Once again, Isabelle Huppert, here starring as Mika, takes on and owns the role of a totally repugnant person. Other examples include the recent The Piano Teacher and The Ceremony, this latter also a collaboration of Nightcap's director Claude Chabrol and screenwriter Caroline Eliacheff. Huppert, an amazing actress who is a vet of dozens of films, has a challenge on her hands with Nightcap, mainly because her villainous character is so Swiss bourgeois, cold and abstruse. Still, absenting the fact that Huppert doesn't spill chocolate very convincingly, her performance mesmerizes. As Andre, Jacques Dutronc, familiar to French film fans, convinces as the largely clueless pianist focused solely on his art. Others, including Anna Mouglalis as Jeanne and Brigitte Catillon as her mother, Louise, are fine in their roles.
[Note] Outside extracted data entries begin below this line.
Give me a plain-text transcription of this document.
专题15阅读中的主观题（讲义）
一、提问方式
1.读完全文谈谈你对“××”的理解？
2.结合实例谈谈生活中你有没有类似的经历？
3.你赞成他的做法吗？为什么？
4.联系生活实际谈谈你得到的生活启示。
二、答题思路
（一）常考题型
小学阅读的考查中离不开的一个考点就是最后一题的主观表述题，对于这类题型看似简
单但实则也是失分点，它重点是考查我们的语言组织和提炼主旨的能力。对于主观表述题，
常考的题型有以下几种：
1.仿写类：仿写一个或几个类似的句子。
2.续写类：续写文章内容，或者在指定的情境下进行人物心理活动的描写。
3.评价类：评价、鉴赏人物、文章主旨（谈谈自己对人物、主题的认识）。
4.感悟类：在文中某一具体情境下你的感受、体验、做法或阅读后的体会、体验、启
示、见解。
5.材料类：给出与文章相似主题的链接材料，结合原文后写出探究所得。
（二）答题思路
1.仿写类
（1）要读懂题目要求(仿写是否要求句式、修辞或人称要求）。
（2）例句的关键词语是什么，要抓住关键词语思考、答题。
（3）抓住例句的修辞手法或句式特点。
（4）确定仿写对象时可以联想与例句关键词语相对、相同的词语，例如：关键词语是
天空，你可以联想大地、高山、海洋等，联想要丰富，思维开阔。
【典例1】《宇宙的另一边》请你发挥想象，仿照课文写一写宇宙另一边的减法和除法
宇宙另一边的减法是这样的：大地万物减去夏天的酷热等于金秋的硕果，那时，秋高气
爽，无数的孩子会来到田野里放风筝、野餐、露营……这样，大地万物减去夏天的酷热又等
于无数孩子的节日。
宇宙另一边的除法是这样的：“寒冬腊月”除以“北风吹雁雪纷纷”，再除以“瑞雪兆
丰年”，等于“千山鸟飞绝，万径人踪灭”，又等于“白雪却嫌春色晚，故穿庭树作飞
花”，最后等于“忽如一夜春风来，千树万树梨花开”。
Foreign film buffs will also welcome the participation of vet Swiss actor Michel Robin, portraying one of Mika's pesky executives.

Direction

Vet French director Chabrol delivers beautiful Lausanne settings, elegant music and mostly flawless bourgeois characters in a soapy melodrama that is easier to watch than believe. With scores of films to his credit, Chabrol is a master of the kind of cool, elegant, ironic suspense that informs Nightcap, but his problem here is that he doesn't have a terribly credible story. Still, he elicits interesting performances from his actors and delivers a cool, elegant style that befits the refined upper-class Swiss settings. As for irony, Chabrol lays on a multitude of elegant music pieces (both from the classical repertoire and composed by his son Matthieu) that are an ironic counterpoint to the evil bubbling at the film's nasty core.

Bottom Line

Nightcap, a thriller that pits a quietly scheming Swiss matron against those threatening her marriage to a renowned pianist, is a dubious triumph of style over substance. It's an odd tale, unconvincingly but elegantly told, in French with English subtitles.